Salah satu yang paling mencolok dalam praksis liturgis gereja Katolik ialah bahwa selama masa Pra-paskah (yaitu sejak Rabu Abu hingga Sabtu Malam Paskah), Alleluya tidak dibacakan, dinyanyikan atau didaraskan lagi. Semua liturgi berlangsung tanpa seruan Alleluya. Mungkin kita kurang begitu memperhatikan dan mengamati atau menyadarinya. Yang dimaksudkan ialah tidak diucapkannya Alleluia. Alleluya ditunda selama masa prapaskah atau puasa dan pantang itu. Baru akan dinyanyikan atau diucapkan lagi sejak malam Paskah. Muncul pertanyaan mengapa liturgi menetapkan seperti ini? Apa dasar biblis dan teologisnya? Itulah yang mau dijawab dan diuraikan dalam tulisan singkat dan sederhana ini?
Selama Ekaristi sang Raja suci, tatkala masuk dengan mulia dalam pembacaan Injil, tidak lagi disalami dengan seruan Alleluya yang bernada pesta-ria itu. Seruan Alleluia penuh sukacita dan sorak-sorai itu juga tidak diucapkan dalam delapan jam doa resmi gereja. Sebagai gantinya yang dipakai ialah seruan lain: "Terpujilah Kristus Tuhan, Raja mulia dan kekal!" Tentu pada dirinya sendiri, ini adalah ucapan yang indah; tetapi ia hanya pengganti sementara, yaitu sesuatu yang memungkinkan kita menduga apa yang Gereja maksudkan dengan seruan yang digantikannya itu sekarang dan di sini.
Apa arti Alleluia itu? Ungkapan itu berasal dari kata Ibrani, Hallelu-Yah, artinya "Pujilah Yahweh" atau "Pujilah Tuhan." Tetapi dalam perkembangan pemakaiannya ia kehilangan makna harfiah dalam etimologi itu. Bahkan hal itu sudah terjadi dalam Perjanjian Lama juga. Ia menjadi pekik sukacita dan sorak-sorai umum yang tidak serta-merta mengingatkan orang akan Yahweh, padahal Yah itu singkatan Yahweh: "Haleluya. Bernyanyilah mereka semua dengan berkata: Terpujilah Allah yang meninggikan engkau untuk selama-lamanya" (Tob.13:18). Dalam artian ini orang Kristiani perdana menerima kata itu dan memakainya sebagai nanyian sukacita, nyanyian surga, nyanyian kebangkitan. Hal ini mengendap dalam lapisan tertua liturgi; berabad-abad sudah berlalu hal itu sudah terucapkan terus menerus dari mulut orang Kristiani. Hal itu terus diucapkan, dinyanyikan hingga akhir jaman. Masih akan diteruskan lagi dalam liturgi abadi di surga, Yerusalem surgawi (Why 19:6).
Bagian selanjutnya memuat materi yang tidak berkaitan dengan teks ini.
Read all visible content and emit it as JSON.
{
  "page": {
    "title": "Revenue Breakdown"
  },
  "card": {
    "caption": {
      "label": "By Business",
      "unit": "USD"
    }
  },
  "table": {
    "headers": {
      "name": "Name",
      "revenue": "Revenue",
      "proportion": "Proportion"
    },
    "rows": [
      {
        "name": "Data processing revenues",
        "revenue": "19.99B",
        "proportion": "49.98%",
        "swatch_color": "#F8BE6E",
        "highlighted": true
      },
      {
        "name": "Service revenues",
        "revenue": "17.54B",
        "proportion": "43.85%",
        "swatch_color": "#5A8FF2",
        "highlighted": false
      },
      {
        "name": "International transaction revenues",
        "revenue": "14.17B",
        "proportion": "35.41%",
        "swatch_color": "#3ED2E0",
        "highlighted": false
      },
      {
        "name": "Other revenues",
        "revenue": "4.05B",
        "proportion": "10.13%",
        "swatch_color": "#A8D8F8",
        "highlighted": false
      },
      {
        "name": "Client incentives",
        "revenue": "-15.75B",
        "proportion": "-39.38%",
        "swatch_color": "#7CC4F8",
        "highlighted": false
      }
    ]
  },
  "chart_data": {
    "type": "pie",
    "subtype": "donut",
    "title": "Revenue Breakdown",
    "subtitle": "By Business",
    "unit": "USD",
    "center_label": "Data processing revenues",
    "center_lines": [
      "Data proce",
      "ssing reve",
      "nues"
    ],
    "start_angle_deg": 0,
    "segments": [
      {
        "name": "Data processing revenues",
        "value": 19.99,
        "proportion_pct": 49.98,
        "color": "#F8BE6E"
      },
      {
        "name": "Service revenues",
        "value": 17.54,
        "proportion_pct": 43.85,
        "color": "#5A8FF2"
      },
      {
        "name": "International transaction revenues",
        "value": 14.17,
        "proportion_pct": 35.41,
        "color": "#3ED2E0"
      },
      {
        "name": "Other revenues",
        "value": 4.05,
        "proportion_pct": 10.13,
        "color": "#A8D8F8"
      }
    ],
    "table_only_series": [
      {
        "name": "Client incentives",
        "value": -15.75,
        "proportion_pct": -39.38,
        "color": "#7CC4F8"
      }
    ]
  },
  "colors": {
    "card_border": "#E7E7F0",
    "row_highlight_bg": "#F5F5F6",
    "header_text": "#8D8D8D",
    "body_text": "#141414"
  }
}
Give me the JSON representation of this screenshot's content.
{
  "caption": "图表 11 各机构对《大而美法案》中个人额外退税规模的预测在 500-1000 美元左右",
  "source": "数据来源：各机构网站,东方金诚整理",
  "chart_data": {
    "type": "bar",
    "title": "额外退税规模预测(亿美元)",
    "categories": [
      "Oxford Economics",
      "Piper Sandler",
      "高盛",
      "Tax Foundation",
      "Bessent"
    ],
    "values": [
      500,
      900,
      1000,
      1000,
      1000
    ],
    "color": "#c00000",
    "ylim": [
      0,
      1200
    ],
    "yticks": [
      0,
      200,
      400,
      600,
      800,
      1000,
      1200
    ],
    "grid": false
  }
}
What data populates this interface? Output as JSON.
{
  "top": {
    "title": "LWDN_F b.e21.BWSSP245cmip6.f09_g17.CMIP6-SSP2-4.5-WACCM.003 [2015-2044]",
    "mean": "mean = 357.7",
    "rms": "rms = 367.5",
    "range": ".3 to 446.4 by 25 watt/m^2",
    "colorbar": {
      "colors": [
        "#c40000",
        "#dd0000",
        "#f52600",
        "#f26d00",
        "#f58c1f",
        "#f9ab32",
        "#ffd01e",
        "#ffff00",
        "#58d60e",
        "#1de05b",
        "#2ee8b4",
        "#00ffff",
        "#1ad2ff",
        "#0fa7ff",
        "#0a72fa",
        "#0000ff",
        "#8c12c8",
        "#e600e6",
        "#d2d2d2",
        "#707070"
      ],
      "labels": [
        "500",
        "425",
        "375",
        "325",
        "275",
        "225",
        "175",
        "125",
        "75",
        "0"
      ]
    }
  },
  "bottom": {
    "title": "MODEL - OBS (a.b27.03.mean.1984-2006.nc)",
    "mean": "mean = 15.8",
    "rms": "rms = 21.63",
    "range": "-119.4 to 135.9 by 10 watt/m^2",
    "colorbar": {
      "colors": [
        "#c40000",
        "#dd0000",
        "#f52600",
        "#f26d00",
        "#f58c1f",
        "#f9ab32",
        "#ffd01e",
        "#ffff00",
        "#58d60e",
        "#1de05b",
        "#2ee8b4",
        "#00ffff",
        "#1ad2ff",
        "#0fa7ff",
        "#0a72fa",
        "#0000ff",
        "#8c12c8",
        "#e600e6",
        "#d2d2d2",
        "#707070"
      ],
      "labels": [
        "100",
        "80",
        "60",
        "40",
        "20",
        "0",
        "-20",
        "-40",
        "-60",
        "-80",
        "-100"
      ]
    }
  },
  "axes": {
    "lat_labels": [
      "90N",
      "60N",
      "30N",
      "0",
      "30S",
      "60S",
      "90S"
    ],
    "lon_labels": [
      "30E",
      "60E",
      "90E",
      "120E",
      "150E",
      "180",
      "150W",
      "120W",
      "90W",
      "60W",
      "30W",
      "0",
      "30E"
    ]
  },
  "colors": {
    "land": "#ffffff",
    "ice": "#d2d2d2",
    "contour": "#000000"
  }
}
Pada masa awal Kristianitas purba Alleluia dipakai sebagai seruan penutup doa pribadi. Umat beriman mendoakannya di rumah. Petani menyanyikan, mengucapkannya sambil membajak di ladang. Para tukang mengucapkannya di bengkel kerja mereka. Pelaut juga tidak ketinggalan. Mereka bernyanyi: Mari kita mulai mendayung dengan bernyanyi Alleluia. Bahkan bagi tentara Kristiani kata itu berfungsi sebagai pekik pertempuran. Orang Kristiani perdana memakai ungkapan "Alleluia, Tuhan sudah bangkit," untuk saling menyalami pada Minggu Paskah pagi. Bahkan orang mati juga dimakamkan dengan ucapan dan nada Alleluia itu. Dengan iman, apa yang diharapkan dalam kebangkitan menekankan Alleluia yang diucapkan pada sebuah makam terbuka.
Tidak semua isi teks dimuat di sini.